Fingerprinting Fingerprinting has a longer history than most people know. Tablets dating back to ancient times have been found in China with thumb prints used as signatures. In 14th century Persia, a government official was the first to put in writing the fact that no two fingerprints are alike.
Fingerprinting is associated with criminal investigations. However, individuals may be fingerprinted for other reasons. In fact, the first use of fingerprint identification in modern times was when William J. Herschel required Indian contractors to put their hand print to contract documents. The first use of fingerprinting by the police was somewhat later. Background checks generally require them and in the United States immigration routinely fingerprints legal immigrants. Fingerprinting may be required as part of a job application. Traditionally, fingerprinting was done using a special ink pad. The person's fingers would be rolled on the pad and then on a sheet of paper. The use of ink pads has faded away.

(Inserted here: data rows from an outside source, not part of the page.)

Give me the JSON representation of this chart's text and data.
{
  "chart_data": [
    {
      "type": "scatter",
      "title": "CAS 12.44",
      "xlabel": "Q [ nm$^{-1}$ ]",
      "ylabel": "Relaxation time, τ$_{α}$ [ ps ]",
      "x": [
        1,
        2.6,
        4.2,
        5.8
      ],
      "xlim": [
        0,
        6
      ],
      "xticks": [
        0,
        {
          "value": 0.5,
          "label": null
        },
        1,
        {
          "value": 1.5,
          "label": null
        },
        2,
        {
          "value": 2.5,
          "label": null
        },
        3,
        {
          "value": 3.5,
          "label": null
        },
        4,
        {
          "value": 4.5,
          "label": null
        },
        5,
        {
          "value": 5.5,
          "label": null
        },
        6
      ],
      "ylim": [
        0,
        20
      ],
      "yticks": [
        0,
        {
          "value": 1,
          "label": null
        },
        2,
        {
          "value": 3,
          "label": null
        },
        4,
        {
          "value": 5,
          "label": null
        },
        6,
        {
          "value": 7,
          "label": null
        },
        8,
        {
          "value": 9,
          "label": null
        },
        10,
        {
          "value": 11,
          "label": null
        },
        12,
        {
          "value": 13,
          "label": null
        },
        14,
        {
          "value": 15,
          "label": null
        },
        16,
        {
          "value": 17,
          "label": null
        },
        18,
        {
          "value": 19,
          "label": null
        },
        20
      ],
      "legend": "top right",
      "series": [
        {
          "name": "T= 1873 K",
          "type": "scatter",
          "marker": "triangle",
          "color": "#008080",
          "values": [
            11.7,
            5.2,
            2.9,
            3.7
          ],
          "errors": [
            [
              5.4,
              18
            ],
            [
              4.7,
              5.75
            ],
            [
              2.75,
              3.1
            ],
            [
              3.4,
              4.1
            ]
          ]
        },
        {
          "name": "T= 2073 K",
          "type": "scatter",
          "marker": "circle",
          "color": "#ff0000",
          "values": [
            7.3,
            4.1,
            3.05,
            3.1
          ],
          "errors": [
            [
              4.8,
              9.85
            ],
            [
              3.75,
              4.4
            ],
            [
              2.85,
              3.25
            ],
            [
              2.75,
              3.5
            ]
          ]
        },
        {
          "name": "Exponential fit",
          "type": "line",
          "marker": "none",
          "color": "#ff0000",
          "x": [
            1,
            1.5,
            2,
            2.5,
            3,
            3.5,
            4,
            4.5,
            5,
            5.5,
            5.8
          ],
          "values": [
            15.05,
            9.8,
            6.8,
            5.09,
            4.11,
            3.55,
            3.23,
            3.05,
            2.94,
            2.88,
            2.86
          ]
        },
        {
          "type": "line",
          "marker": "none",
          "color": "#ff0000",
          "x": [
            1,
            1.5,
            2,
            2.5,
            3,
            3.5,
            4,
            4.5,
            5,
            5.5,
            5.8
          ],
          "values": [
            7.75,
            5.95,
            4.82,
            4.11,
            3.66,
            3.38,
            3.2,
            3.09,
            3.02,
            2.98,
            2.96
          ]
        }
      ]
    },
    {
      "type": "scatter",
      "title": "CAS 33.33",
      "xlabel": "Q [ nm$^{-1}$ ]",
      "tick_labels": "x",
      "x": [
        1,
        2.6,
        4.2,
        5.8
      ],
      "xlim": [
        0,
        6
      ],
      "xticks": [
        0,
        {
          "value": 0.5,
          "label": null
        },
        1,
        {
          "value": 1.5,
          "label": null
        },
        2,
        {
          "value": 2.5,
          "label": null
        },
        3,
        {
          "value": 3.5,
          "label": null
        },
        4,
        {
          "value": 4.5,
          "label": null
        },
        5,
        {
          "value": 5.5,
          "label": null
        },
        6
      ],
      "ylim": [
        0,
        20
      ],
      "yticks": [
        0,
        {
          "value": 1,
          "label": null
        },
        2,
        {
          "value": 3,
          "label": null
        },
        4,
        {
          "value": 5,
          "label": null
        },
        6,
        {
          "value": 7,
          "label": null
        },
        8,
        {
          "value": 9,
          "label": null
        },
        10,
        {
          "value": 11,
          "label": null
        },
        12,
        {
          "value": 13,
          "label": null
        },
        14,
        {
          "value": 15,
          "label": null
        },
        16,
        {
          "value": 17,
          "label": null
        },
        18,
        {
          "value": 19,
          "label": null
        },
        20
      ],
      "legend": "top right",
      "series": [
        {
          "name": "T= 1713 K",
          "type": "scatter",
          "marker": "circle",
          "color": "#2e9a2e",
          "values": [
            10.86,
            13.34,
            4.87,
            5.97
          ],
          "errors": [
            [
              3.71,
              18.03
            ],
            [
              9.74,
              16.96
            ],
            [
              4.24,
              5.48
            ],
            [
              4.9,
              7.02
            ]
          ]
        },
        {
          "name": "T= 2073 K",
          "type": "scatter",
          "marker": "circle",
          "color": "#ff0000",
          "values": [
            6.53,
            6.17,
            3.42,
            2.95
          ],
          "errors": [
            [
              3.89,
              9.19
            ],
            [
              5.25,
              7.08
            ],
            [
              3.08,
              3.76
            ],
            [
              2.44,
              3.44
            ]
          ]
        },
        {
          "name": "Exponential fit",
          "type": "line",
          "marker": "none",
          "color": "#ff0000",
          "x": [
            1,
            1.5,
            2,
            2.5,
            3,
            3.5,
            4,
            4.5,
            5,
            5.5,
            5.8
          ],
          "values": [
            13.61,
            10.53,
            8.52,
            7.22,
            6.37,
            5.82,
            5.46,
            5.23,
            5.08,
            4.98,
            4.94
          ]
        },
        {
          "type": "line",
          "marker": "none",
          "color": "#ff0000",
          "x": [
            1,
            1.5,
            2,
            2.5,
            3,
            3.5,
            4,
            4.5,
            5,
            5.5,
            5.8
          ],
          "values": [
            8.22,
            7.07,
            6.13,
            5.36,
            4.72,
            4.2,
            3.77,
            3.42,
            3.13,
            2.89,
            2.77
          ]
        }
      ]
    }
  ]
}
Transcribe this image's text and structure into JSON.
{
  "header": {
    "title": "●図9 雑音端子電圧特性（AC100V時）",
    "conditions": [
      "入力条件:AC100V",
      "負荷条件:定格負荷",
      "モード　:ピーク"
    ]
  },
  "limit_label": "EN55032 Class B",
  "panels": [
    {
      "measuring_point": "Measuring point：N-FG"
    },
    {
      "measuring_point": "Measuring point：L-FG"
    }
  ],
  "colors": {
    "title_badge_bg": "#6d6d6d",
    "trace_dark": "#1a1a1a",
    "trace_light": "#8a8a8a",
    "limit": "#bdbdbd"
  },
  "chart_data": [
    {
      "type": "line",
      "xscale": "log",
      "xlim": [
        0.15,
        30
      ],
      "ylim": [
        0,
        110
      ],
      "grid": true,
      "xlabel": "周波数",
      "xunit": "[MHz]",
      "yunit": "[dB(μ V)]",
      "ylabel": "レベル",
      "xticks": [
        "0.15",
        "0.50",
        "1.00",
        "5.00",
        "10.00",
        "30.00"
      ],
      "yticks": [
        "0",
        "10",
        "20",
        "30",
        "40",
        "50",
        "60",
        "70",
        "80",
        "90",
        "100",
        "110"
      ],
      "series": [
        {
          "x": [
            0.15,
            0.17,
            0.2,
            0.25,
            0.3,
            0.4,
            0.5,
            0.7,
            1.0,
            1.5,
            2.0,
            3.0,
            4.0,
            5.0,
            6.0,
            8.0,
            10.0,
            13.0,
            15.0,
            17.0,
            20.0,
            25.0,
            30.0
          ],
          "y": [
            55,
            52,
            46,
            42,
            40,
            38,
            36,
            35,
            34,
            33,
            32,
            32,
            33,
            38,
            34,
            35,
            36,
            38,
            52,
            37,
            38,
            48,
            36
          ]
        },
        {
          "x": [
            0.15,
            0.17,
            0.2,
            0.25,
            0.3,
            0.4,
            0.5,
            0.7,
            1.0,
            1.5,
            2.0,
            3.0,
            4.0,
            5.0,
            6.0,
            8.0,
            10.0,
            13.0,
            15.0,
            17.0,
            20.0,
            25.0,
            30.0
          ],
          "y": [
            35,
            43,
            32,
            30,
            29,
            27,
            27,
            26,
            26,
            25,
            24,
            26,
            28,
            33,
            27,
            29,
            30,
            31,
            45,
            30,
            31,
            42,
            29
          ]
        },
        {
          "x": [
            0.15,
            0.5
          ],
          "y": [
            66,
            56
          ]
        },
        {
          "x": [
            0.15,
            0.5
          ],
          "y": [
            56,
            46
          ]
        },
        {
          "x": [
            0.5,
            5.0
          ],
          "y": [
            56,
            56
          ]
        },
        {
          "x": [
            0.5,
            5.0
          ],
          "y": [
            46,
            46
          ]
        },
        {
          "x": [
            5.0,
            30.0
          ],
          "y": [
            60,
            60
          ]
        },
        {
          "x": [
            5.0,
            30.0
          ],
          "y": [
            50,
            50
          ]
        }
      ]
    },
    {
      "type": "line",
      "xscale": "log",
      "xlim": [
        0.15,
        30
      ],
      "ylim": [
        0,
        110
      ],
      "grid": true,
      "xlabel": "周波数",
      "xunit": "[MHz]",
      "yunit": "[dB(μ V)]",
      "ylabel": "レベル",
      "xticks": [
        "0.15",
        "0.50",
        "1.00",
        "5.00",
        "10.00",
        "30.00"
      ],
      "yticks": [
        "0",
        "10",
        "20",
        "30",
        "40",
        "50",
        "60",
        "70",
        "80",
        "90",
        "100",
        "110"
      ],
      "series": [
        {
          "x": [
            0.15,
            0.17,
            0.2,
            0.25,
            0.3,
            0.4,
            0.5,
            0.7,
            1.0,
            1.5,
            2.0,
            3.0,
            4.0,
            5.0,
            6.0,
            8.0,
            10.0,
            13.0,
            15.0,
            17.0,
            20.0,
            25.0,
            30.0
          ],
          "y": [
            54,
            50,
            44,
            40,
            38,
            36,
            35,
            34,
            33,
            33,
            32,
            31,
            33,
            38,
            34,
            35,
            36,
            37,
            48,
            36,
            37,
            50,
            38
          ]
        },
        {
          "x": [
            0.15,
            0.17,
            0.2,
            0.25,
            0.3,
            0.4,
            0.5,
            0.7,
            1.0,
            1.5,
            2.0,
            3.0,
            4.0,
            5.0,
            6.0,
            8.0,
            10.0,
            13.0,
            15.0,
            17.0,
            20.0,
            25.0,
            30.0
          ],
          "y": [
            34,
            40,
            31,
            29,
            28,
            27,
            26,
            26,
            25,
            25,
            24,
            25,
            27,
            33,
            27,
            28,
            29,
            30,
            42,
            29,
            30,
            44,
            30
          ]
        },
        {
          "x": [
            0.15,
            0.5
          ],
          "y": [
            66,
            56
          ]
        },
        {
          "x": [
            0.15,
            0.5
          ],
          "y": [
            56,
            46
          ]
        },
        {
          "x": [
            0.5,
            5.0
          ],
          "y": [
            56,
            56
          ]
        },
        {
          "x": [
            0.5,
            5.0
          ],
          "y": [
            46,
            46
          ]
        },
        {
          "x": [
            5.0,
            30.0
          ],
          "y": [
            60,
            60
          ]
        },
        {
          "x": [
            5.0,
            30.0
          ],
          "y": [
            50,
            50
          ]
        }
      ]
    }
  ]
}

Nowadays, fingerprints are taken using a fingerprint scanner that reads fingerprints electronically. These digital scanners are used by law enforcement to take full sets of prints, but also for biometric identification. The price of the scanners has come down to the point where they are routinely attached to higher end laptops to allow foolproof personal identification. They are also used to secure doors.
Reading fingerprints used to be a highly technical skill. Forensic scientists would have to visually compare fingerprint patterns between samples. Nowadays, computer software is used for pattern recognition and fingerprinting is mostly automated. Forensic crime labs, also, use other forms of fingerprinting. DNA printing, which relies on an individual's personal genetic pattern, has proved to be a considerable advance in law enforcement. Individuals have been arrested, jailed and also released based off of DNA evidence.